A Lava Jato é descritiva e prescritiva. Primeiro, descreve Brasil: resume sua tendência de embarcar em “momentos políticos” como se fossem eternos; exemplifica a falta de planejamento na convicção de que, se tudo não for feito imprudentemente agora, não será nunca mais; mostra instrumentalização da Justiça contra o incumbente anterior quando um chefe novo assume o cargo.
É prescritiva, pois apresenta lições fundamentais, em especial neste momento em que um ex-presidente é novamente julgado. Caso não aprenda com os erros do passado e repita atropelos, o país corre risco de ver nova anulação do processo “por questões formais”, e a punição ficar apenas na memória, na forma “ninguém pode esquecer que houve uma tentativa de golpe de Estado no Brasil…”
O sinal de que algo no processo não está claro foi novamente aceso nesta segunda-feira, 21, quando o ministro Alexandre de Moraes advertiu Jair Bolsonaro (PL) sobre a possibilidade de prisão caso continuasse descumprindo medidas cautelares. A advertência foi feita após Bolsonaro conceder entrevistas à imprensa na saída da Câmara dos Deputados. Na ocasião, o ex-presidente revelava pela primeira vez sua tornozeleira eletrônica. As matérias produzidas por jornais foram publicadas nas redes sociais do deputado Eduardo Bolsonaro (PL).
A defesa de Bolsonaro, em embargo de declaração, pediu esclarecimentos sobre as restrições impostas ao ex-presidente. Os advogados argumentaram que as medidas estabeleciam a proibição de utilização das redes sociais, mas não a proibição de conceder entrevistas. Alexandre de Moraes proferiu despacho na terça-feira, 22, no qual explicitou que a cautelar de proibição valia para as próprias redes sociais diretamente, ou por intermédio de terceiros. “Inclui, obviamente, as transmissões, retransmissões ou veiculação de áudios, vídeos ou transcrições de entrevistas em qualquer das plataformas de redes sociais de terceiros”, escreveu.
O despacho implica incontornavelmente em censura prévia. Bolsonaro não é capaz de controlar o que terceiros publicam em suas redes sociais. No caso da entrevista concedida na saída da Câmara dos Deputados, a censura se estende à imprensa. Tem interesse público, e portanto jornalístico, o fato de um ex-presidente exibir sua tornozeleira eletrônica e falar em “suprema humilhação”. É obrigação da imprensa publicar e divulgar a entrevista com em redes sociais.
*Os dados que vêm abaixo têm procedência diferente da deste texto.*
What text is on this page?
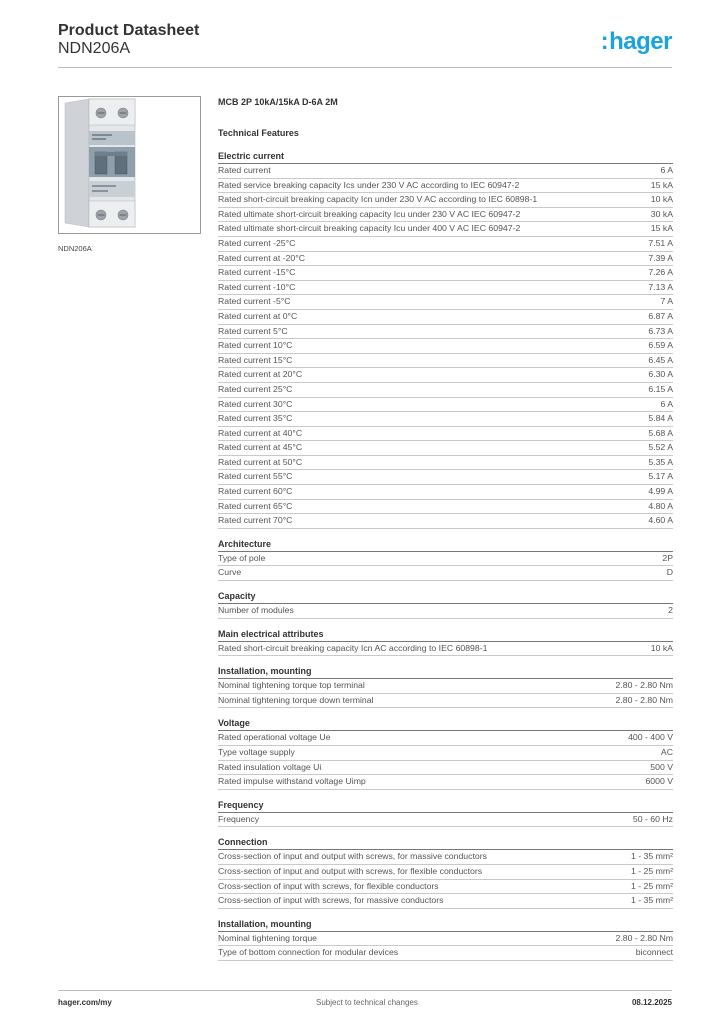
Product Datasheet
NDN206A	:hager
NDN206A
MCB 2P 10kA/15kA D-6A 2M
Technical Features
Electric current
Rated current	6 A
Rated service breaking capacity Ics under 230 V AC according to IEC 60947-2	15 kA
Rated short-circuit breaking capacity Icn under 230 V AC according to IEC 60898-1	10 kA
Rated ultimate short-circuit breaking capacity Icu under 230 V AC IEC 60947-2	30 kA
Rated ultimate short-circuit breaking capacity Icu under 400 V AC IEC 60947-2	15 kA
Rated current -25°C	7.51 A
Rated current at -20°C	7.39 A
Rated current -15°C	7.26 A
Rated current -10°C	7.13 A
Rated current -5°C	7 A
Rated current at 0°C	6.87 A
Rated current 5°C	6.73 A
Rated current 10°C	6.59 A
Rated current 15°C	6.45 A
Rated current at 20°C	6.30 A
Rated current 25°C	6.15 A
Rated current 30°C	6 A
Rated current 35°C	5.84 A
Rated current at 40°C	5.68 A
Rated current at 45°C	5.52 A
Rated current at 50°C	5.35 A
Rated current 55°C	5.17 A
Rated current 60°C	4.99 A
Rated current 65°C	4.80 A
Rated current 70°C	4.60 A
Architecture
Type of pole	2P
Curve	D
Capacity
Number of modules	2
Main electrical attributes
Rated short-circuit breaking capacity Icn AC according to IEC 60898-1	10 kA
Installation, mounting
Nominal tightening torque top terminal	2.80 - 2.80 Nm
Nominal tightening torque down terminal	2.80 - 2.80 Nm
Voltage
Rated operational voltage Ue	400 - 400 V
Type voltage supply	AC
Rated insulation voltage Ui	500 V
Rated impulse withstand voltage Uimp	6000 V
Frequency
Frequency	50 - 60 Hz
Connection
Cross-section of input and output with screws, for massive conductors	1 - 35 mm²
Cross-section of input and output with screws, for flexible conductors	1 - 25 mm²
Cross-section of input with screws, for flexible conductors	1 - 25 mm²
Cross-section of input with screws, for massive conductors	1 - 35 mm²
Installation, mounting
Nominal tightening torque	2.80 - 2.80 Nm
Type of bottom connection for modular devices	biconnect
hager.com/my	Subject to technical changes	08.12.2025
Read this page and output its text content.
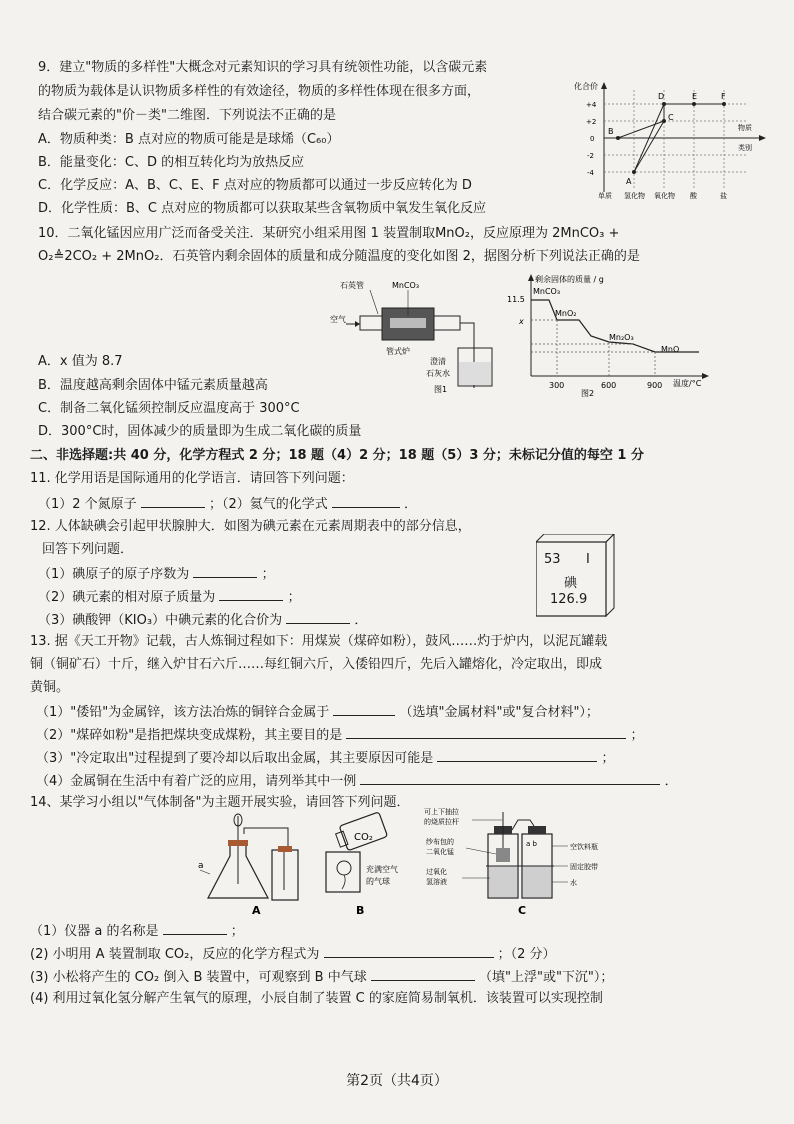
9．建立"物质的多样性"大概念对元素知识的学习具有统领性功能，以含碳元素
的物质为载体是认识物质多样性的有效途径，物质的多样性体现在很多方面，
结合碳元素的"价－类"二维图．下列说法不正确的是
A．物质种类：B 点对应的物质可能是是球烯（C₆₀）
B．能量变化：C、D 的相互转化均为放热反应
C．化学反应：A、B、C、E、F 点对应的物质都可以通过一步反应转化为 D
D．化学性质：B、C 点对应的物质都可以获取某些含氧物质中氧发生氧化反应
化合价
物质
类别
+4
+2
0
-2
-4
单质 氢化物 氧化物 酸	盐
A
B
C
D	E	F
10．二氧化锰因应用广泛而备受关注．某研究小组采用图 1 装置制取MnO₂，反应原理为 2MnCO₃ +
O₂≜2CO₂ + 2MnO₂．石英管内剩余固体的质量和成分随温度的变化如图 2，据图分析下列说法正确的是
石英管	MnCO₃
空气
管式炉
澄清
石灰水
图1
剩余固体的质量 / g
11.5
x
MnCO₃
MnO₂
Mn₂O₃
MnO
300	600	900 温度/°C
图2
A．x 值为 8.7
B．温度越高剩余固体中锰元素质量越高
C．制备二氧化锰须控制反应温度高于 300°C
D．300°C时，固体减少的质量即为生成二氧化碳的质量
二、非选择题:共 40 分，化学方程式 2 分；18 题（4）2 分；18 题（5）3 分；未标记分值的每空 1 分
11. 化学用语是国际通用的化学语言．请回答下列问题：
（1）2 个氮原子	；（2）氦气的化学式	．
12. 人体缺碘会引起甲状腺肿大．如图为碘元素在元素周期表中的部分信息，
回答下列问题．
（1）碘原子的原子序数为	；
（2）碘元素的相对原子质量为	；
（3）碘酸钾（KIO₃）中碘元素的化合价为	．
53 I
碘
126.9
13. 据《天工开物》记载，古人炼铜过程如下：用煤炭（煤碎如粉），鼓风……灼于炉内，以泥瓦罐载
铜（铜矿石）十斤，继入炉甘石六斤……每红铜六斤，入倭铅四斤，先后入罐熔化，冷定取出，即成
黄铜。
（1）"倭铅"为金属锌，该方法冶炼的铜锌合金属于	（选填"金属材料"或"复合材料"）；
（2）"煤碎如粉"是指把煤块变成煤粉，其主要目的是	；
（3）"冷定取出"过程提到了要冷却以后取出金属，其主要原因可能是	；
（4）金属铜在生活中有着广泛的应用，请列举其中一例	．
14、某学习小组以"气体制备"为主题开展实验，请回答下列问题．
a
A
CO₂
充满空气
的气球
B
可上下抽拉
的烧质拉杆
纱布包的
二氧化锰
过氧化
氢溶液
a b	空饮料瓶
固定胶带
水
C
（1）仪器 a 的名称是	；
(2) 小明用 A 装置制取 CO₂，反应的化学方程式为	；（2 分）
(3) 小松将产生的 CO₂ 倒入 B 装置中，可观察到 B 中气球	（填"上浮"或"下沉"）；
(4) 利用过氧化氢分解产生氧气的原理，小辰自制了装置 C 的家庭简易制氧机．该装置可以实现控制
第2页（共4页）
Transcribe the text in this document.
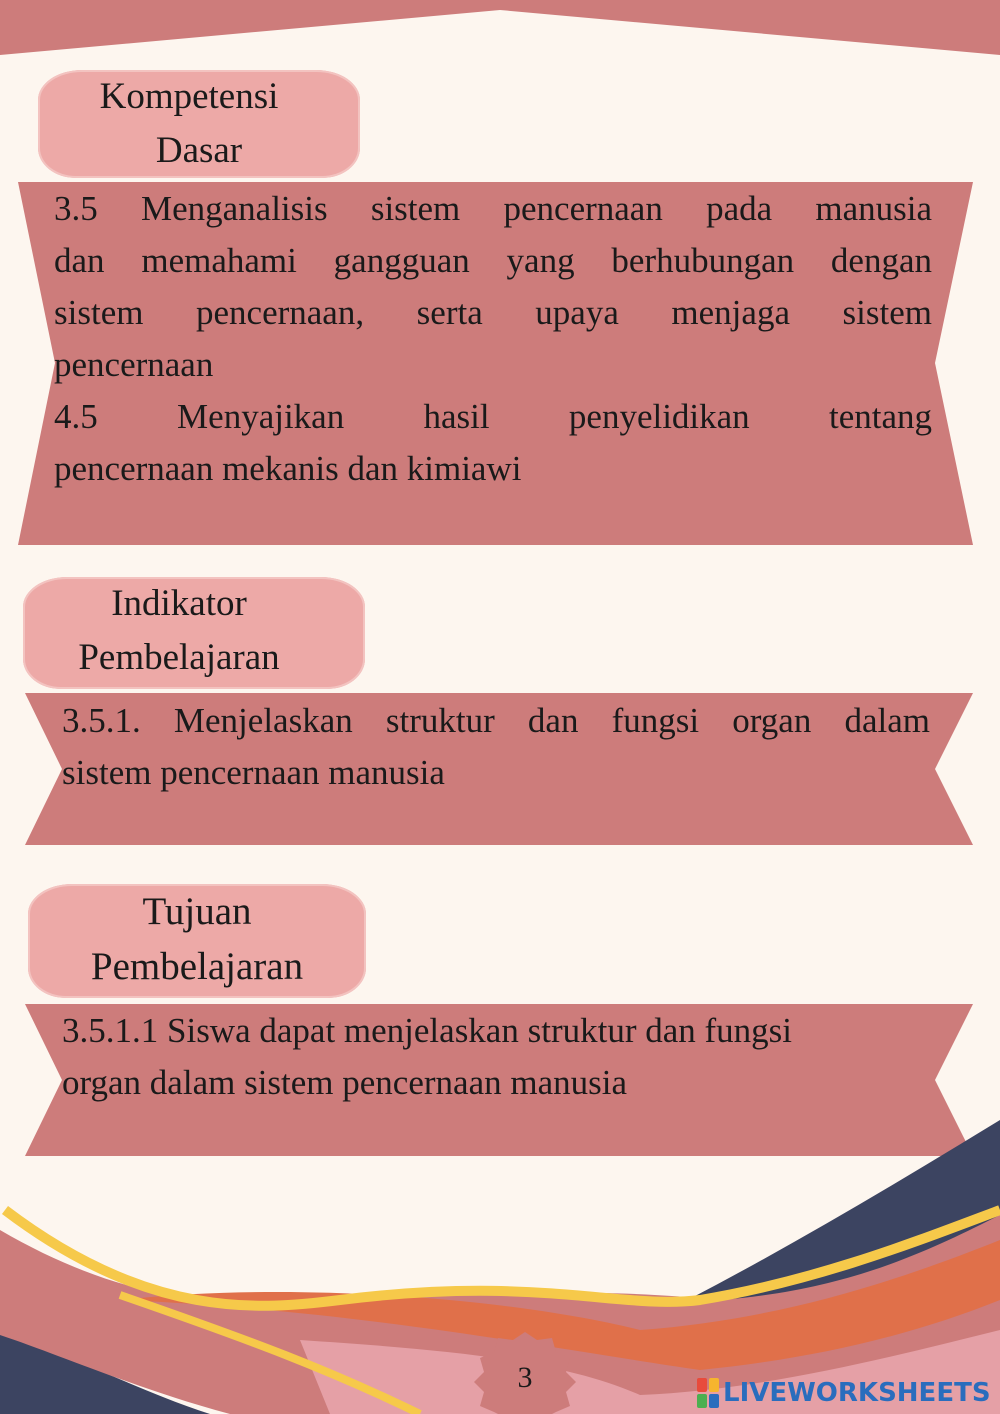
Kompetensi
Dasar

3.5 Menganalisis sistem pencernaan pada manusia

dan memahami gangguan yang berhubungan dengan

sistem pencernaan, serta upaya menjaga sistem

pencernaan

4.5 Menyajikan hasil penyelidikan tentang

pencernaan mekanis dan kimiawi

Indikator
Pembelajaran

3.5.1. Menjelaskan struktur dan fungsi organ dalam

sistem pencernaan manusia

Tujuan
Pembelajaran

3.5.1.1 Siswa dapat menjelaskan struktur dan fungsi

organ dalam sistem pencernaan manusia

3	LIVEWORKSHEETS
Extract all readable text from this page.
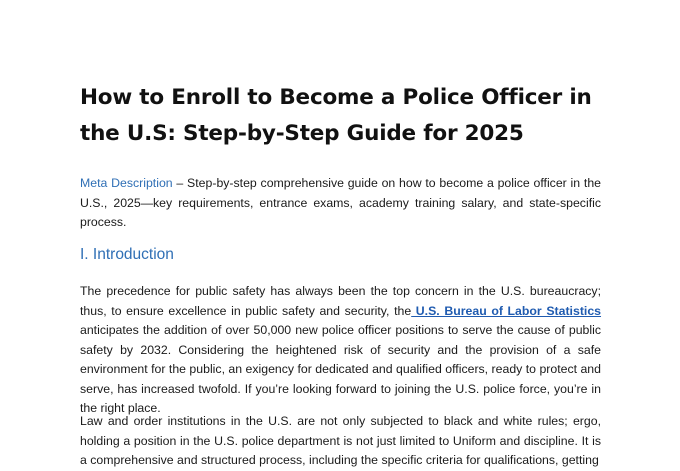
How to Enroll to Become a Police Officer in the U.S: Step-by-Step Guide for 2025

Meta Description – Step-by-step comprehensive guide on how to become a police officer in the U.S., 2025—key requirements, entrance exams, academy training salary, and state-specific process.

I. Introduction

The precedence for public safety has always been the top concern in the U.S. bureaucracy; thus, to ensure excellence in public safety and security, the U.S. Bureau of Labor Statistics anticipates the addition of over 50,000 new police officer positions to serve the cause of public safety by 2032. Considering the heightened risk of security and the provision of a safe environment for the public, an exigency for dedicated and qualified officers, ready to protect and serve, has increased twofold. If you’re looking forward to joining the U.S. police force, you’re in the right place.

Law and order institutions in the U.S. are not only subjected to black and white rules; ergo, holding a position in the U.S. police department is not just limited to Uniform and discipline. It is a comprehensive and structured process, including the specific criteria for qualifications, getting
Se Bolsonaro correr o risco de ser preso porque terceiros divulgaram tal material, na prática, a medida cautelar significa que ele deve se calar.
O problema é ainda maior se consideramos que Bolsonaro, mesmo inelegível, tem 26% de intenção de votos segundo a última pesquisa Quaest, e ainda é considerado o maior líder da direita no país. É impossível que uma figura aclamada como “mito” por um quarto da população apareça em público sem ser filmada — está também proibido de andar nas ruas?
O ministro Luiz Fux foi o único que discordou das restrições impostas a Jair Bolsonaro no dia 21 (o mesmo Fux que, em setembro de 2018, proibiu o então ex-presidente Lula da Silva de conceder entrevista na prisão). Fux também divergiu da competência da Primeira Turma para a análise do caso, considerando que o foro adequado seria o plenário da Corte.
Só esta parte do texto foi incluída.